“I can’t think of any guys who love wading through high street crowds on a Saturday afternoon in order to buy a new winter jumper,” says Kieran O’Neill when considering the men’s approach to fashion. Unlike in the past, men do want to look good when dressing and be praised for it by colleagues, family, friends and partner. Nevertheless, they still want things to be as easy as it gets. Thread, the company O’Neill launched in 2012, offers men the service of personal stylists for free, who create personalized looks for them according to their needs and preferences. First, Thread users must go through an online questionnaire that analyzes their personal fashion preferences and also asks practical information like size, favorite fits, brand preferences, desired spending per product category, dressing habits and income. Afterwards, human stylists decode the data gathered online and configure looks that are sent to users, who can decide then whether to purchase certain products or not. Once an order is made, Thread buys it directly from affiliated retailers and arranges delivery to the client, so that customers don’t have to visit third-party websites. At present, Thread operates only in the UK and partners with affiliated retailers such as Urban Outfitters, End Clothing, Liberty, Burberry and Paul Smith, among others. The company currently has over 228,000 users paired with stylists, and about 4,000 new users a week. Here, O’Neill discusses with us about why men still need professional assistance when dressing and the male shopping behavior. Interview by Lorenzo Molina

What is the average age of your male user?
Most Thread users are in the range from 26 to 45, but we see every kind of guy using the site—from the 21-year-old uni grad starting his first job to the older guy who wants to dress better but doesn’t have the time to go to a bunch of shops to find the best things for him.

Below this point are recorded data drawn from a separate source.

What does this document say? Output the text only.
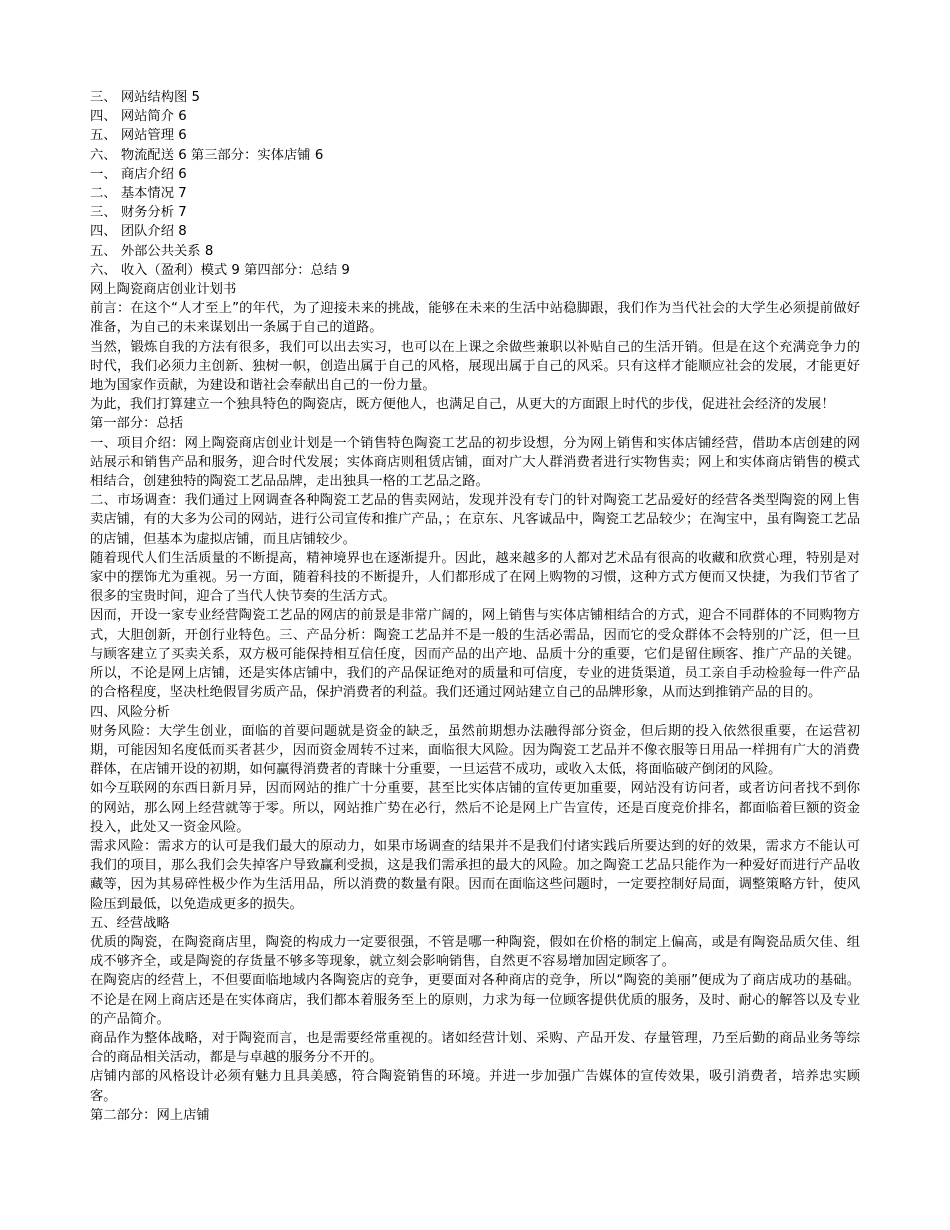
三、 网站结构图 5

四、 网站简介 6

五、 网站管理 6

六、 物流配送 6 第三部分：实体店铺 6

一、 商店介绍 6

二、 基本情况 7

三、 财务分析 7

四、 团队介绍 8

五、 外部公共关系 8

六、 收入（盈利）模式 9 第四部分：总结 9

网上陶瓷商店创业计划书

前言：在这个“人才至上”的年代，为了迎接未来的挑战，能够在未来的生活中站稳脚跟，我们作为当代社会的大学生必须提前做好准备，为自己的未来谋划出一条属于自己的道路。

当然，锻炼自我的方法有很多，我们可以出去实习，也可以在上课之余做些兼职以补贴自己的生活开销。但是在这个充满竞争力的时代，我们必须力主创新、独树一帜，创造出属于自己的风格，展现出属于自己的风采。只有这样才能顺应社会的发展，才能更好地为国家作贡献，为建设和谐社会奉献出自己的一份力量。

为此，我们打算建立一个独具特色的陶瓷店，既方便他人，也满足自己，从更大的方面跟上时代的步伐，促进社会经济的发展！

第一部分：总括

一、项目介绍：网上陶瓷商店创业计划是一个销售特色陶瓷工艺品的初步设想，分为网上销售和实体店铺经营，借助本店创建的网站展示和销售产品和服务，迎合时代发展；实体商店则租赁店铺，面对广大人群消费者进行实物售卖；网上和实体商店销售的模式相结合，创建独特的陶瓷工艺品品牌，走出独具一格的工艺品之路。

二、市场调查：我们通过上网调查各种陶瓷工艺品的售卖网站，发现并没有专门的针对陶瓷工艺品爱好的经营各类型陶瓷的网上售卖店铺，有的大多为公司的网站，进行公司宣传和推广产品，；在京东、凡客诚品中，陶瓷工艺品较少；在淘宝中，虽有陶瓷工艺品的店铺，但基本为虚拟店铺，而且店铺较少。

随着现代人们生活质量的不断提高，精神境界也在逐渐提升。因此，越来越多的人都对艺术品有很高的收藏和欣赏心理，特别是对家中的摆饰尤为重视。另一方面，随着科技的不断提升，人们都形成了在网上购物的习惯，这种方式方便而又快捷，为我们节省了很多的宝贵时间，迎合了当代人快节奏的生活方式。

因而，开设一家专业经营陶瓷工艺品的网店的前景是非常广阔的，网上销售与实体店铺相结合的方式，迎合不同群体的不同购物方式，大胆创新，开创行业特色。三、产品分析：陶瓷工艺品并不是一般的生活必需品，因而它的受众群体不会特别的广泛，但一旦与顾客建立了买卖关系，双方极可能保持相互信任度，因而产品的出产地、品质十分的重要，它们是留住顾客、推广产品的关键。所以，不论是网上店铺，还是实体店铺中，我们的产品保证绝对的质量和可信度，专业的进货渠道，员工亲自手动检验每一件产品的合格程度，坚决杜绝假冒劣质产品，保护消费者的利益。我们还通过网站建立自己的品牌形象，从而达到推销产品的目的。

四、风险分析

财务风险：大学生创业，面临的首要问题就是资金的缺乏，虽然前期想办法融得部分资金，但后期的投入依然很重要，在运营初期，可能因知名度低而买者甚少，因而资金周转不过来，面临很大风险。因为陶瓷工艺品并不像衣服等日用品一样拥有广大的消费群体，在店铺开设的初期，如何赢得消费者的青睐十分重要，一旦运营不成功，或收入太低，将面临破产倒闭的风险。

如今互联网的东西日新月异，因而网站的推广十分重要，甚至比实体店铺的宣传更加重要，网站没有访问者，或者访问者找不到你的网站，那么网上经营就等于零。所以，网站推广势在必行，然后不论是网上广告宣传，还是百度竞价排名，都面临着巨额的资金投入，此处又一资金风险。

需求风险：需求方的认可是我们最大的原动力，如果市场调查的结果并不是我们付诸实践后所要达到的好的效果，需求方不能认可我们的项目，那么我们会失掉客户导致赢利受损，这是我们需承担的最大的风险。加之陶瓷工艺品只能作为一种爱好而进行产品收藏等，因为其易碎性极少作为生活用品，所以消费的数量有限。因而在面临这些问题时，一定要控制好局面，调整策略方针，使风险压到最低，以免造成更多的损失。

五、经营战略

优质的陶瓷，在陶瓷商店里，陶瓷的构成力一定要很强，不管是哪一种陶瓷，假如在价格的制定上偏高，或是有陶瓷品质欠佳、组成不够齐全，或是陶瓷的存货量不够多等现象，就立刻会影响销售，自然更不容易增加固定顾客了。

在陶瓷店的经营上，不但要面临地域内各陶瓷店的竞争，更要面对各种商店的竞争，所以“陶瓷的美丽”便成为了商店成功的基础。不论是在网上商店还是在实体商店，我们都本着服务至上的原则，力求为每一位顾客提供优质的服务，及时、耐心的解答以及专业的产品简介。

商品作为整体战略，对于陶瓷而言，也是需要经常重视的。诸如经营计划、采购、产品开发、存量管理，乃至后勤的商品业务等综合的商品相关活动，都是与卓越的服务分不开的。

店铺内部的风格设计必须有魅力且具美感，符合陶瓷销售的环境。并进一步加强广告媒体的宣传效果，吸引消费者，培养忠实顾客。

第二部分：网上店铺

Men have more information about fashion and beauty on the Internet than ever before. Also image-driven apps like Instagram to search for inspiration on outfits. Why do they keep on needing professional assistance when dressing? And, are they willing to pay for it?
I think that, more than ever, guys want to dress well, in part because they have more access to information and inspiration about clothes and dressing than ever before. But it’s not easy to take that barrage of information and translate it into a wardrobe of clothes they look good in. With Thread every guy can have access to an expert who knows what he looks like, what he likes and his budget, who can bring him a short list of the best clothes for him—and make it all really easy. Also, it’s free.

You told in an old interview that "men want to look good but don't like the hassle involved". Isn't the youngest male generation as shopaholic as their female counterparts?
Of course there are men who avidly follow fashion. But most don’t. And I can’t think of any guys who love wading through High Street crowds on a Saturday afternoon in order to buy a new winter jumper—only to be unsure about whether it actually looks good on them. Most men want a better way, and we have the chance to create a new default for how they buy clothes.

Do you think that brick-and-mortar stores are lacking of good styling service for customers? Why?
Most small stores don’t keep personal stylists on staff, and if they do most guys couldn’t afford to hire one. By using technology to make it easy for stylists to find the best clothes for each guy, we’re able to offer that personal styling experience—for free.  

What are the most important features that men carefully check when buying clothes? Men are said to be more brand-loyal than women and to care more about quality than design... is this still up-to-date?
We did some research and found that the average British man spends more on clothes each year than the average woman—$1,020 per year versus $945. But we also found that on average guys wear only 13% of the clothes in their closets. So although guys spend more, they return to the staples they feel comfortable in time and again.